Market Tours, Peddler Receipts and the Shopkeeper Grape Vine: An Import Wholesaler's Attempts to Gauge Rural, African Consumer Demand in Early Colonial Northwestern Tanzania
Abstract
This paper examines how early colonial, town-based wholesalers discerned rural African consumer tastes and measured demand for imported goods by focusing on the experience of the O’Swald Mwanza branch from 1906 through 1916. Like many metropolitan firms, O’Swald had extensive experience in the earlier caravan trade. Thus, several decades later, its representatives arrived in Mwanza expecting that import sales would still conform to the tastes of elite caravan era consumers.

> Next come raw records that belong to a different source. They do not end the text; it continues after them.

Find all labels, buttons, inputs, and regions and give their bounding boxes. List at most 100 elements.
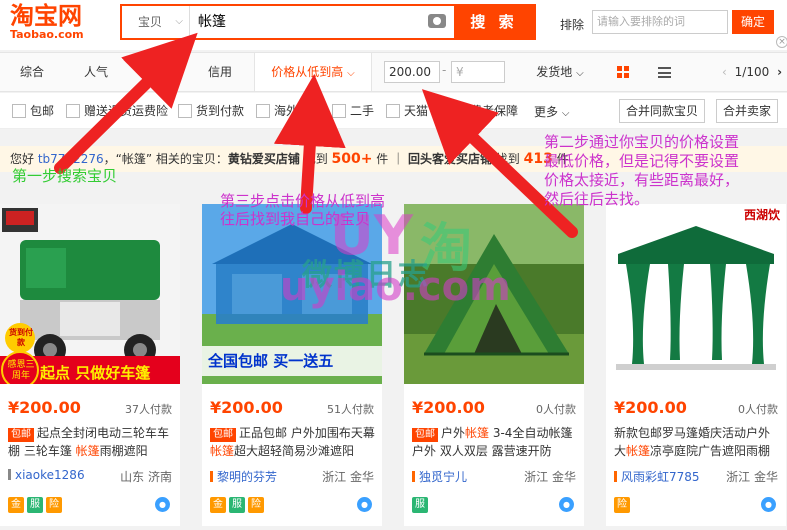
- shop-link[interactable]: 独觅宁儿: [412, 468, 467, 485]
- service-badges: 金服险: [8, 496, 65, 513]
- product-price: ¥200.00: [412, 398, 485, 417]
- exclude-confirm-button[interactable]: 确定: [732, 10, 774, 34]
- more-filters-label: 更多: [534, 105, 559, 119]
- product-image-tricycle[interactable]: 起点 只做好车篷 感恩三周年 货到付款: [0, 204, 180, 384]
- product-location: 山东 济南: [120, 470, 172, 484]
- product-title[interactable]: 新款包邮罗马篷婚庆活动户外大帐篷凉亭庭院广告遮阳雨棚: [614, 424, 780, 460]
- ship-from-dropdown[interactable]: 发货地 ⌵: [528, 53, 592, 91]
- sort-price-asc[interactable]: 价格从低到高 ⌵: [254, 53, 372, 91]
- filter-overseas[interactable]: 海外商品: [256, 103, 322, 119]
- service-badges: 金服险: [210, 496, 267, 513]
- product-card[interactable]: 西湖饮 ¥200.00 0人付款 新款包邮罗马篷婚庆活动户外大帐篷凉亭庭院广告遮…: [606, 204, 786, 526]
- free-shipping-tag: 包邮: [412, 428, 438, 442]
- notice-text: ，“帐篷” 相关的宝贝：: [103, 152, 228, 166]
- notice-shop-2[interactable]: 回头客爱买店铺: [408, 152, 492, 166]
- service-badges: 险: [614, 496, 633, 513]
- pager: ‹ 1/100 ›: [722, 53, 782, 91]
- shop-link[interactable]: 黎明的芬芳: [210, 468, 277, 485]
- product-title-highlight: 帐篷: [75, 444, 100, 458]
- product-card[interactable]: 起点 只做好车篷 感恩三周年 货到付款 ¥200.00 37人付款 包邮 起点全封…: [0, 204, 180, 526]
- shop-icon: [614, 471, 617, 482]
- notice-count-1: 500+: [331, 151, 373, 167]
- shop-link[interactable]: xiaoke1286: [8, 468, 85, 482]
- filter-tmall[interactable]: 天猫: [386, 103, 428, 119]
- product-image-canopy[interactable]: 全国包邮 买一送五: [202, 204, 382, 384]
- annotation-step3-line2: 往后找到我自己的宝贝: [220, 210, 371, 228]
- close-icon[interactable]: ×: [776, 36, 787, 48]
- prev-page-icon[interactable]: ‹: [722, 65, 727, 79]
- gold-medal-icon[interactable]: 金: [210, 497, 226, 513]
- merge-items-button[interactable]: 合并同款宝贝: [619, 99, 705, 123]
- sort-sales[interactable]: 销量: [136, 53, 184, 91]
- gold-medal-icon[interactable]: 金: [8, 497, 24, 513]
- search-category-select[interactable]: 宝贝 ⌵: [122, 6, 190, 38]
- product-title-text: 正品包邮 户外加围布天幕: [239, 426, 375, 440]
- chevron-down-icon: ⌵: [561, 108, 570, 119]
- shop-link[interactable]: 风雨彩虹7785: [614, 468, 700, 485]
- ship-from-label: 发货地: [536, 65, 573, 79]
- product-title[interactable]: 包邮 正品包邮 户外加围布天幕帐篷超大超轻简易沙滩遮阳: [210, 424, 376, 460]
- camera-icon[interactable]: [428, 14, 446, 28]
- header: 淘宝网 Taobao.com 宝贝 ⌵ 帐篷 搜 索 排除 请输入要排除的词 确…: [0, 0, 787, 50]
- wangwang-chat-icon[interactable]: ●: [559, 497, 574, 512]
- filter-return-insurance[interactable]: 赠送退货运费险: [66, 103, 168, 119]
- notice-text: 找到: [491, 152, 524, 166]
- price-min-input[interactable]: 200.00: [384, 61, 440, 83]
- sort-popularity[interactable]: 人气: [72, 53, 120, 91]
- notice-shop-1[interactable]: 黄钻爱买店铺: [228, 152, 300, 166]
- more-filters[interactable]: 更多 ⌵: [534, 103, 569, 120]
- wangwang-chat-icon[interactable]: ●: [357, 497, 372, 512]
- brand-stamp: 西湖饮: [743, 208, 780, 222]
- annotation-step2-line4: 然后往后去找。: [544, 190, 650, 208]
- filter-free-shipping[interactable]: 包邮: [12, 103, 54, 119]
- wangwang-chat-icon[interactable]: ●: [761, 497, 776, 512]
- service-icon[interactable]: 服: [412, 497, 428, 513]
- product-price: ¥200.00: [210, 398, 283, 417]
- service-icon[interactable]: 服: [27, 497, 43, 513]
- shop-name: 独觅宁儿: [419, 470, 468, 484]
- product-card[interactable]: ¥200.00 0人付款 包邮 户外帐篷 3-4全自动帐篷 户外 双人双层 露营速…: [404, 204, 584, 526]
- taobao-logo[interactable]: 淘宝网 Taobao.com: [10, 4, 84, 40]
- sort-price-asc-label: 价格从低到高: [271, 65, 344, 79]
- filter-cod[interactable]: 货到付款: [178, 103, 244, 119]
- filter-consumer-protection[interactable]: 消费者保障: [440, 103, 518, 119]
- chevron-down-icon: ⌵: [576, 68, 584, 79]
- grid-view-icon[interactable]: [617, 66, 629, 78]
- free-shipping-tag: 包邮: [210, 428, 236, 442]
- product-title-text: 超大超轻简易沙滩遮阳: [234, 444, 355, 458]
- page-indicator: 1/100: [734, 65, 770, 79]
- insurance-icon[interactable]: 险: [248, 497, 264, 513]
- product-image-tent[interactable]: [404, 204, 584, 384]
- product-card[interactable]: 全国包邮 买一送五 ¥200.00 51人付款 包邮 正品包邮 户外加围布天幕帐篷…: [202, 204, 382, 526]
- search-input[interactable]: 帐篷: [198, 6, 226, 38]
- promo-badge: 感恩三周年: [7, 360, 35, 381]
- product-title[interactable]: 包邮 户外帐篷 3-4全自动帐篷 户外 双人双层 露营速开防: [412, 424, 578, 460]
- wangwang-chat-icon[interactable]: ●: [155, 497, 170, 512]
- shop-icon: [412, 471, 415, 482]
- gazebo-illustration: [606, 204, 786, 384]
- merge-sellers-button[interactable]: 合并卖家: [716, 99, 778, 123]
- tricycle-illustration: [0, 204, 180, 384]
- list-view-icon[interactable]: [658, 67, 671, 78]
- notice-prefix: 您好: [10, 152, 35, 166]
- sort-default[interactable]: 综合: [8, 53, 56, 91]
- product-image-gazebo[interactable]: 西湖饮: [606, 204, 786, 384]
- search-category-label: 宝贝: [138, 15, 163, 29]
- sort-credit[interactable]: 信用: [196, 53, 244, 91]
- product-price: ¥200.00: [8, 398, 81, 417]
- insurance-icon[interactable]: 险: [614, 497, 630, 513]
- product-title[interactable]: 包邮 起点全封闭电动三轮车车棚 三轮车篷 帐篷雨棚遮阳: [8, 424, 174, 460]
- notice-user-link[interactable]: tb7742276: [38, 152, 104, 166]
- product-title-text: 雨棚遮阳: [99, 444, 148, 458]
- exclude-input[interactable]: 请输入要排除的词: [592, 10, 728, 34]
- price-max-input[interactable]: ¥: [451, 61, 505, 83]
- service-icon[interactable]: 服: [229, 497, 245, 513]
- product-price: ¥200.00: [614, 398, 687, 417]
- insurance-icon[interactable]: 险: [46, 497, 62, 513]
- shop-icon: [210, 471, 213, 482]
- next-page-icon[interactable]: ›: [777, 65, 782, 79]
- cod-badge: 货到付款: [9, 328, 33, 347]
- search-button[interactable]: 搜 索: [454, 6, 534, 38]
- notice-text: 找到: [299, 152, 332, 166]
- filter-second-hand[interactable]: 二手: [332, 103, 374, 119]
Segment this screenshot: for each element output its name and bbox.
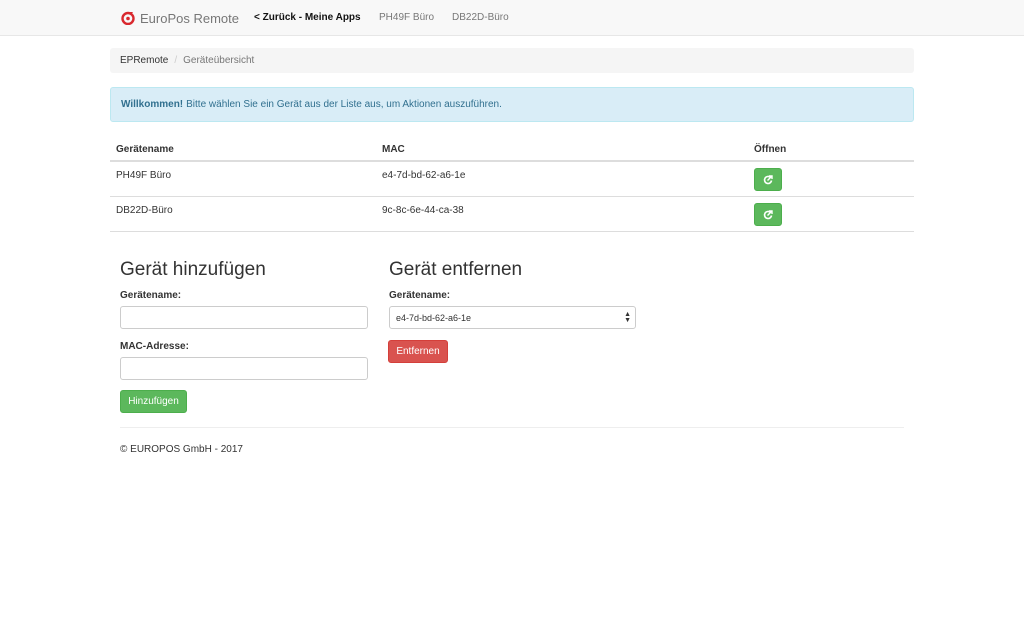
add-device-title: Gerät hinzufügen: [120, 259, 266, 280]
device-name-cell: DB22D-Büro: [116, 205, 173, 216]
breadcrumb: EPRemote / Geräteübersicht: [110, 48, 914, 73]
header-device-name: Gerätename: [116, 144, 174, 155]
top-navbar: EuroPos Remote < Zurück - Meine Apps PH4…: [0, 0, 1024, 36]
footer-divider: [120, 427, 904, 428]
alert-text: Bitte wählen Sie ein Gerät aus der Liste…: [186, 99, 502, 110]
add-device-button[interactable]: Hinzufügen: [120, 390, 187, 413]
nav-device-db22d[interactable]: DB22D-Büro: [452, 0, 509, 36]
add-mac-label: MAC-Adresse:: [120, 341, 189, 352]
open-device-button[interactable]: [754, 168, 782, 191]
remove-device-button[interactable]: Entfernen: [388, 340, 448, 363]
open-device-button[interactable]: [754, 203, 782, 226]
brand-name: EuroPos Remote: [140, 10, 239, 26]
nav-device-ph49f[interactable]: PH49F Büro: [379, 0, 434, 36]
breadcrumb-root[interactable]: EPRemote: [120, 55, 168, 66]
remove-name-label: Gerätename:: [389, 290, 451, 301]
table-row: PH49F Büro e4-7d-bd-62-a6-1e: [110, 162, 914, 197]
open-external-icon: [763, 174, 773, 184]
remove-device-title: Gerät entfernen: [389, 259, 523, 280]
remove-device-select[interactable]: e4-7d-bd-62-a6-1e ▲ ▼: [389, 306, 636, 329]
select-updown-icon: ▲ ▼: [624, 311, 631, 324]
alert-strong: Willkommen!: [121, 99, 184, 110]
header-mac: MAC: [382, 144, 405, 155]
device-name-cell: PH49F Büro: [116, 170, 172, 181]
remove-device-section: Gerät entfernen: [389, 259, 522, 281]
select-value: e4-7d-bd-62-a6-1e: [396, 312, 472, 323]
footer-copyright: © EUROPOS GmbH - 2017: [120, 444, 243, 455]
add-name-label: Gerätename:: [120, 290, 182, 301]
brand-link[interactable]: EuroPos Remote: [121, 0, 239, 36]
table-header: Gerätename MAC Öffnen: [110, 138, 914, 162]
breadcrumb-current: Geräteübersicht: [183, 55, 255, 66]
devices-table: Gerätename MAC Öffnen PH49F Büro e4-7d-b…: [110, 138, 914, 232]
device-mac-cell: 9c-8c-6e-44-ca-38: [382, 205, 464, 216]
add-mac-input[interactable]: [120, 357, 368, 380]
add-device-section: Gerät hinzufügen: [120, 259, 266, 281]
table-row: DB22D-Büro 9c-8c-6e-44-ca-38: [110, 197, 914, 232]
device-mac-cell: e4-7d-bd-62-a6-1e: [382, 170, 466, 181]
nav-back-to-apps[interactable]: < Zurück - Meine Apps: [254, 0, 361, 36]
open-external-icon: [763, 209, 773, 219]
welcome-alert: Willkommen! Bitte wählen Sie ein Gerät a…: [110, 87, 914, 122]
header-open: Öffnen: [754, 144, 787, 155]
add-name-input[interactable]: [120, 306, 368, 329]
breadcrumb-separator: /: [174, 55, 178, 66]
europos-logo-icon: [121, 11, 135, 25]
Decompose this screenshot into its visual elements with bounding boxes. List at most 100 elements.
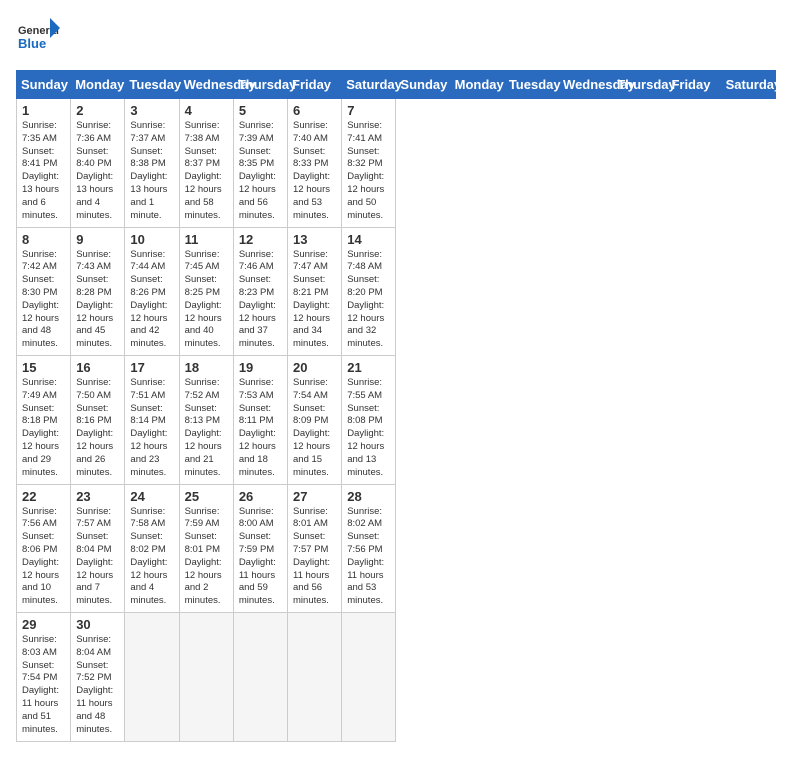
day-number: 18 [185, 360, 228, 375]
cell-sun-info: Sunrise: 7:44 AM Sunset: 8:26 PM Dayligh… [130, 249, 173, 352]
col-header-saturday: Saturday [721, 71, 775, 99]
cell-sun-info: Sunrise: 7:41 AM Sunset: 8:32 PM Dayligh… [347, 120, 390, 223]
cell-sun-info: Sunrise: 7:55 AM Sunset: 8:08 PM Dayligh… [347, 377, 390, 480]
calendar-cell: 16Sunrise: 7:50 AM Sunset: 8:16 PM Dayli… [71, 356, 125, 485]
day-number: 4 [185, 103, 228, 118]
calendar-cell: 30 Sunrise: 8:04 AM Sunset: 7:52 PM Dayli… [71, 613, 125, 742]
calendar-cell: 9 Sunrise: 7:43 AM Sunset: 8:28 PM Daylig… [71, 227, 125, 356]
col-header-thursday: Thursday [613, 71, 667, 99]
calendar-cell: 17Sunrise: 7:51 AM Sunset: 8:14 PM Dayli… [125, 356, 179, 485]
day-number: 25 [185, 489, 228, 504]
week-row-3: 15 Sunrise: 7:49 AM Sunset: 8:18 PM Dayli… [17, 356, 776, 485]
cell-sun-info: Sunrise: 7:42 AM Sunset: 8:30 PM Dayligh… [22, 249, 65, 352]
header-friday: Friday [288, 71, 342, 99]
day-number: 16 [76, 360, 119, 375]
header-thursday: Thursday [233, 71, 287, 99]
svg-text:Blue: Blue [18, 36, 46, 51]
cell-sun-info: Sunrise: 8:04 AM Sunset: 7:52 PM Dayligh… [76, 634, 119, 737]
cell-sun-info: Sunrise: 8:02 AM Sunset: 7:56 PM Dayligh… [347, 506, 390, 609]
header-saturday: Saturday [342, 71, 396, 99]
day-number: 1 [22, 103, 65, 118]
calendar-cell [342, 613, 396, 742]
calendar-table: SundayMondayTuesdayWednesdayThursdayFrid… [16, 70, 776, 742]
day-number: 29 [22, 617, 65, 632]
calendar-cell: 19Sunrise: 7:53 AM Sunset: 8:11 PM Dayli… [233, 356, 287, 485]
calendar-cell: 12Sunrise: 7:46 AM Sunset: 8:23 PM Dayli… [233, 227, 287, 356]
calendar-cell: 28 Sunrise: 8:02 AM Sunset: 7:56 PM Dayli… [342, 484, 396, 613]
day-number: 14 [347, 232, 390, 247]
cell-sun-info: Sunrise: 7:47 AM Sunset: 8:21 PM Dayligh… [293, 249, 336, 352]
header-sunday: Sunday [17, 71, 71, 99]
calendar-cell: 14 Sunrise: 7:48 AM Sunset: 8:20 PM Dayli… [342, 227, 396, 356]
day-number: 9 [76, 232, 119, 247]
cell-sun-info: Sunrise: 7:57 AM Sunset: 8:04 PM Dayligh… [76, 506, 119, 609]
calendar-cell: 7 Sunrise: 7:41 AM Sunset: 8:32 PM Daylig… [342, 99, 396, 228]
day-number: 10 [130, 232, 173, 247]
calendar-cell: 26Sunrise: 8:00 AM Sunset: 7:59 PM Dayli… [233, 484, 287, 613]
calendar-cell: 25 Sunrise: 7:59 AM Sunset: 8:01 PM Dayli… [179, 484, 233, 613]
calendar-cell [179, 613, 233, 742]
col-header-tuesday: Tuesday [504, 71, 558, 99]
header-tuesday: Tuesday [125, 71, 179, 99]
cell-sun-info: Sunrise: 7:56 AM Sunset: 8:06 PM Dayligh… [22, 506, 65, 609]
col-header-monday: Monday [450, 71, 504, 99]
col-header-sunday: Sunday [396, 71, 450, 99]
week-row-2: 8 Sunrise: 7:42 AM Sunset: 8:30 PM Daylig… [17, 227, 776, 356]
calendar-cell: 13Sunrise: 7:47 AM Sunset: 8:21 PM Dayli… [288, 227, 342, 356]
cell-sun-info: Sunrise: 8:01 AM Sunset: 7:57 PM Dayligh… [293, 506, 336, 609]
calendar-cell: 18 Sunrise: 7:52 AM Sunset: 8:13 PM Dayli… [179, 356, 233, 485]
calendar-cell: 23 Sunrise: 7:57 AM Sunset: 8:04 PM Dayli… [71, 484, 125, 613]
calendar-cell: 15 Sunrise: 7:49 AM Sunset: 8:18 PM Dayli… [17, 356, 71, 485]
cell-sun-info: Sunrise: 7:59 AM Sunset: 8:01 PM Dayligh… [185, 506, 228, 609]
day-number: 24 [130, 489, 173, 504]
cell-sun-info: Sunrise: 7:49 AM Sunset: 8:18 PM Dayligh… [22, 377, 65, 480]
day-number: 27 [293, 489, 336, 504]
cell-sun-info: Sunrise: 7:35 AM Sunset: 8:41 PM Dayligh… [22, 120, 65, 223]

With the extension of steam transport into the interior and the onset of an early colonial “Cash Crop Revolution,” however, many more rural cultivators and herdspeople than ever before had the means to acquire imports, and these new consumers proved far more fickle with regard to brand, style and novelty than firms like O’Swald had anticipated. They no longer accepted some caravan era favorites, and desired others in increasing variety. Thus, in order to stay on top of what the firm only slowly came to understand as an emerging mass market, the O’Swald men spied on their competition, engaged in brand name advertising, interrogated shopkeepers and peddlers, and increasingly market-tested new products.